The NCI has released the results of the almost 10-year National Lung Screening Trial (NLST), which compared two lung cancer-detecting techniques: low dose computed tomography (CT), known as spiral CT, and standard chest X-ray.  While both techniques are widely used, this is the first study to directly compare the efficacy of each. The NCI had released interim results in November 2010 after the trial’s independent Data and Safety Monitoring Board notified the NCI that the data provided enough statistically sound evidence that had fully addressed the trial’s primary question.  Christine Berg, MD, an NLST project officer for the study had stated that “this is the first time that we have seen clear evidence of a significant reduction in lung cancer mortality with a screening test in a randomized controlled trial.  The fact that low-dose helical CT provides a decided benefit is a result that will have implications for the screening and management of lung cancer for many years to come.”

Spiral CT depiction. Rotation of image aquisition apparatus (Tube and sensor array) around the patient. Source: Nevit Dilmen, Wikimedia Commons

354 deaths from lung cancer had occurred in the spiral CT arm compared to 442 lung cancer deaths in the X-ray arm by October of 2010. These results correspond to a 20% decrease in lung cancer mortality, a statistically significant result. In total, the rate of positive screening tests was 6.9% in the X-ray arm compared to 24.2% in the spiral CT arm. The results are published online in the New England Journal of Medicine (DOI:10.1056/nejmoa1102873) on June 29, 2011.

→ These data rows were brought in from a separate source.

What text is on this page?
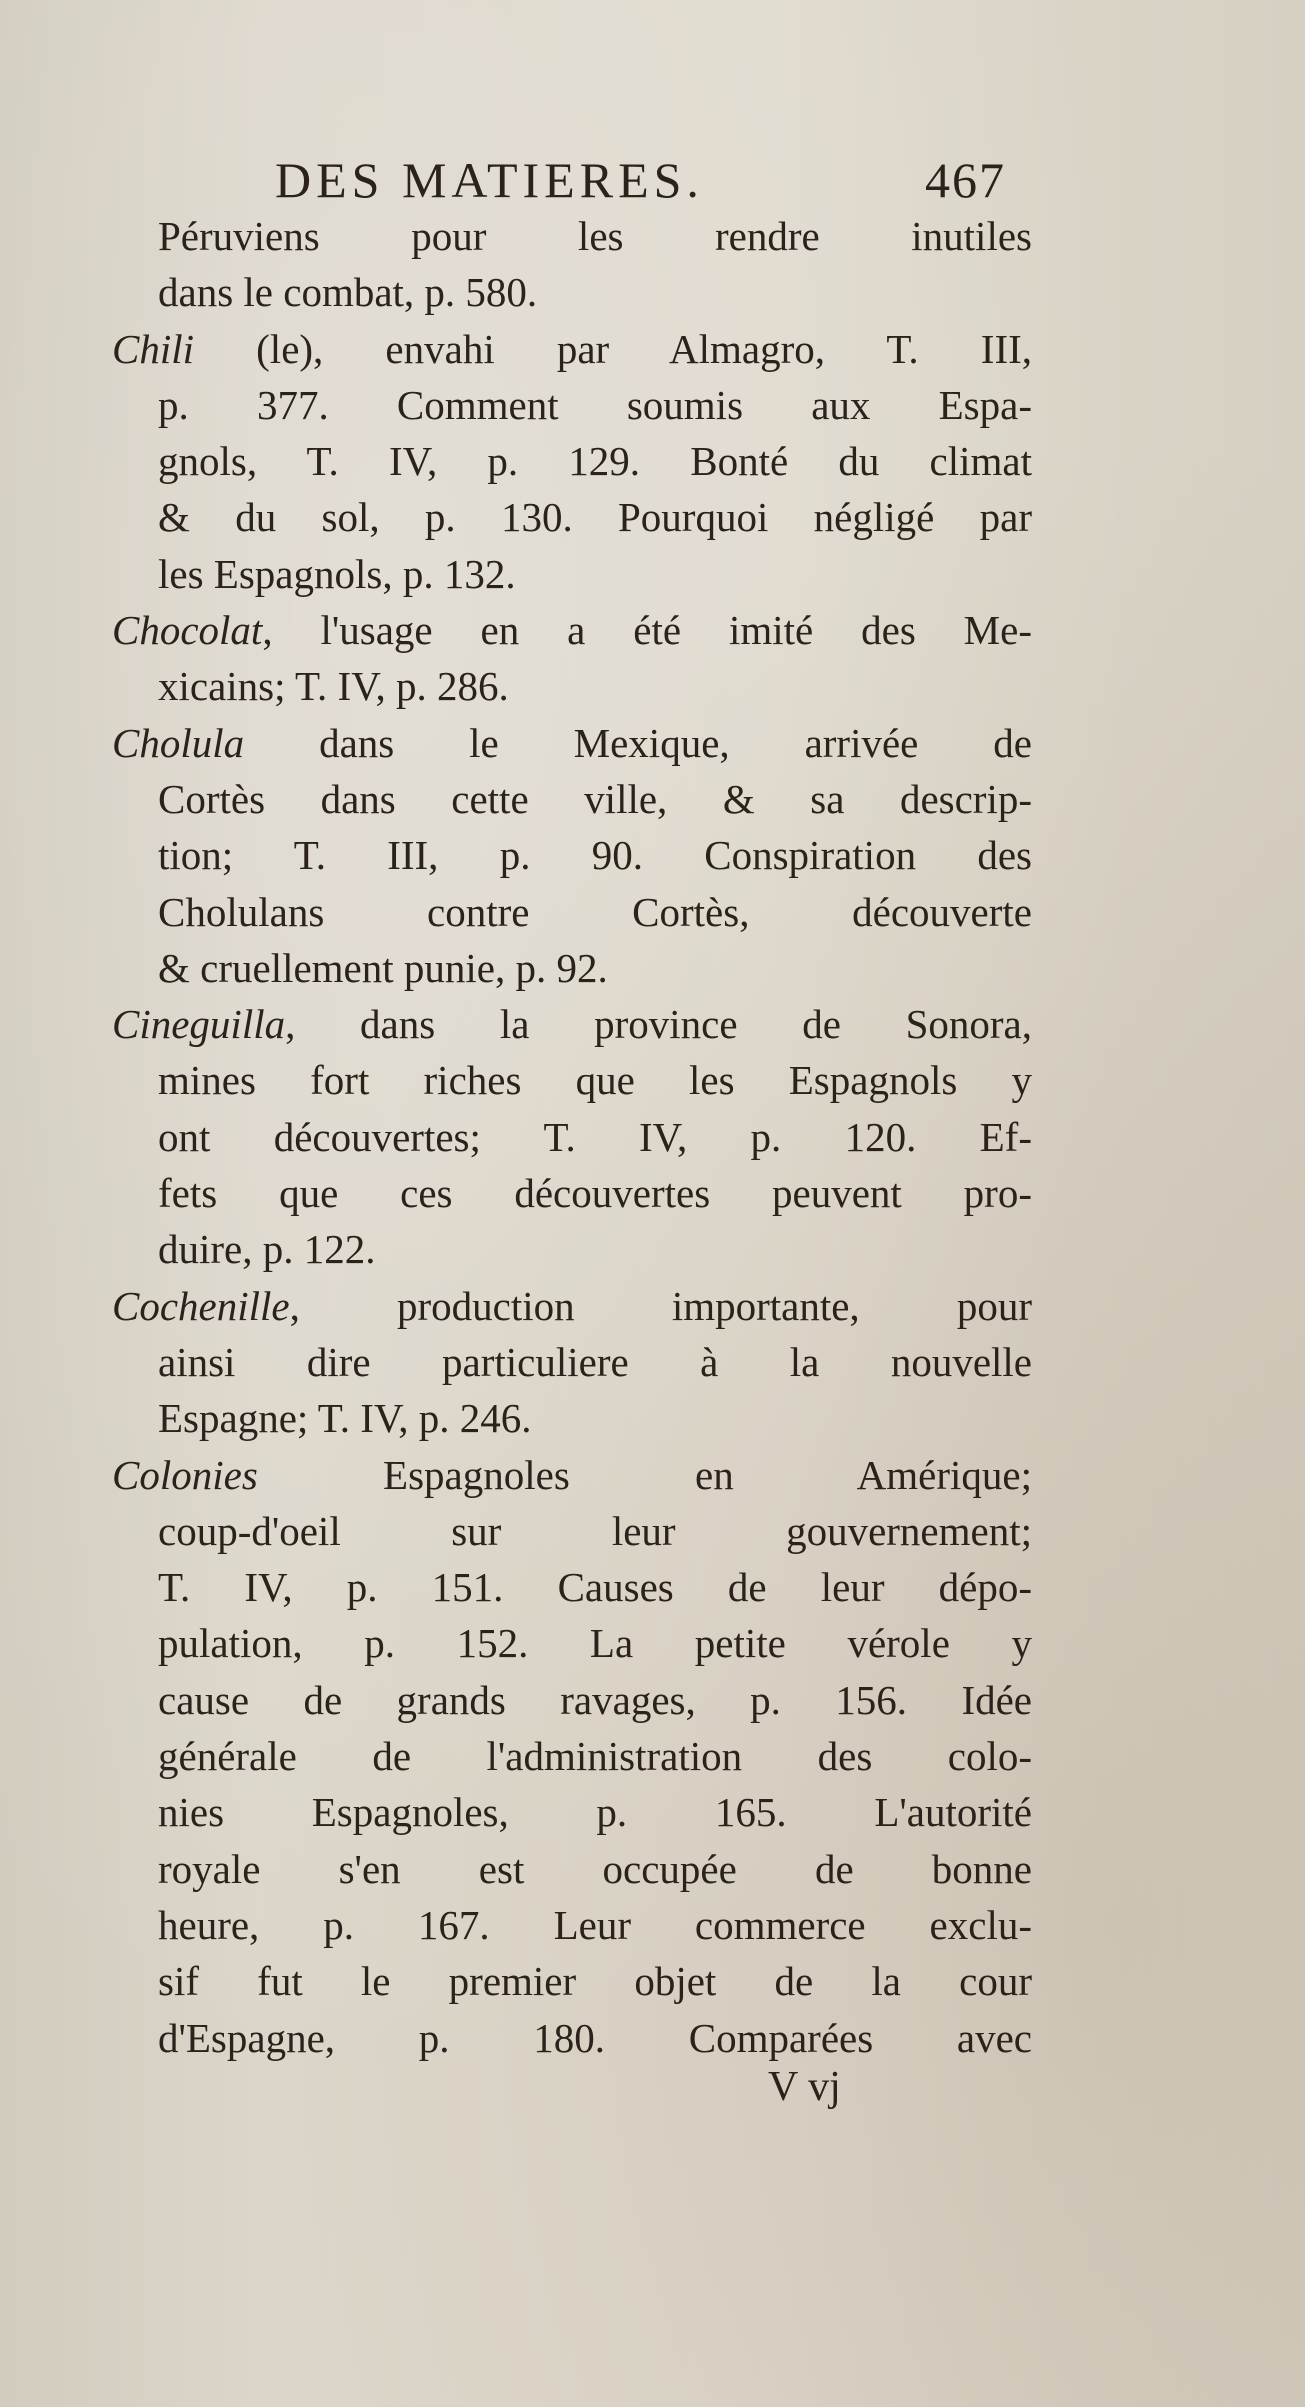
DES MATIERES.	467
Péruviens pour les rendre inutiles
dans le combat, p. 580.
Chili (le), envahi par Almagro, T. III,
p. 377. Comment soumis aux Espa-
gnols, T. IV, p. 129. Bonté du climat
& du sol, p. 130. Pourquoi négligé par
les Espagnols, p. 132.
Chocolat, l'usage en a été imité des Me-
xicains; T. IV, p. 286.
Cholula dans le Mexique, arrivée de
Cortès dans cette ville, & sa descrip-
tion; T. III, p. 90. Conspiration des
Cholulans contre Cortès, découverte
& cruellement punie, p. 92.
Cineguilla, dans la province de Sonora,
mines fort riches que les Espagnols y
ont découvertes; T. IV, p. 120. Ef-
fets que ces découvertes peuvent pro-
duire, p. 122.
Cochenille, production importante, pour
ainsi dire particuliere à la nouvelle
Espagne; T. IV, p. 246.
Colonies Espagnoles en Amérique;
coup-d'oeil sur leur gouvernement;
T. IV, p. 151. Causes de leur dépo-
pulation, p. 152. La petite vérole y
cause de grands ravages, p. 156. Idée
générale de l'administration des colo-
nies Espagnoles, p. 165. L'autorité
royale s'en est occupée de bonne
heure, p. 167. Leur commerce exclu-
sif fut le premier objet de la cour
d'Espagne, p. 180. Comparées avec
V vj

Overall, the rate of positive results was three-fold higher with CT scans compared to X-rays. CT scans were associated with a higher rate of false positives but the large majority of false positives were likely due to benign intrapulmonary lymph nodes or noncalcified granulomas, according to the study authors. These false positives were subsequently confirmed by subsequent CT scans. Complications arising from invasive diagnostic techniques were not common.

“Today’s publication gives researchers, policy makers, and the public full access to primary findings from the NLST to guide the use of low-dose helical CT scanning by current and former smokers,” said Harold Varmus, MD, the director of the NCI.  “The NCI marshaled the scientific and financial resources required for this expansive study, because only trials such as this allow us to say which methods of screening are effective, and how effective, in defined populations. Having a validated screening test that provides significant, but partial, protection against death from lung cancer complements – but should not be seen as replacing – ongoing efforts to control use of tobacco and to find other ways to prevent and treat lung cancer.”

The Trial Design and Caveats
A total of 53,454 current or former heavy smokers from 33 centers in the U.S. were enrolled throughout twenty months starting in August of 2002. All trial participants had smoked at least 30 pack-years and did not have either symptoms or signs of lung cancer. Participants were assigned randomly and received three annual screenings with either spiral CT or X-rays. Screenings were scheduled at enrollment, end of year 1 and year 2 of the trial, with final follow-up after another 5 years. If lung cancer was the cause of death, verification of lung cancer was confirmed. 

As discussed by the authors, the NLST trial results may be partly confounded by the “healthy volunteer” affect and may not fully reflect results seen in the real world. Additionally, since currently used scanners have evolved since this study and are likely better at detection, early screening with scanners today may result in an even larger reduction in deaths from lung cancer, with more false positive detected as well. As this study was conducted at medical institutions with radiology expertise, results seen here may not fully translate in a community setting where screening programs and medical care may not be as readily available due to cost, reimbursement, and other factors. Lastly, only three screenings were undertaken per patient. The reduction in rate of death from lung cancer may be even greater with ongoing spiral CT programs.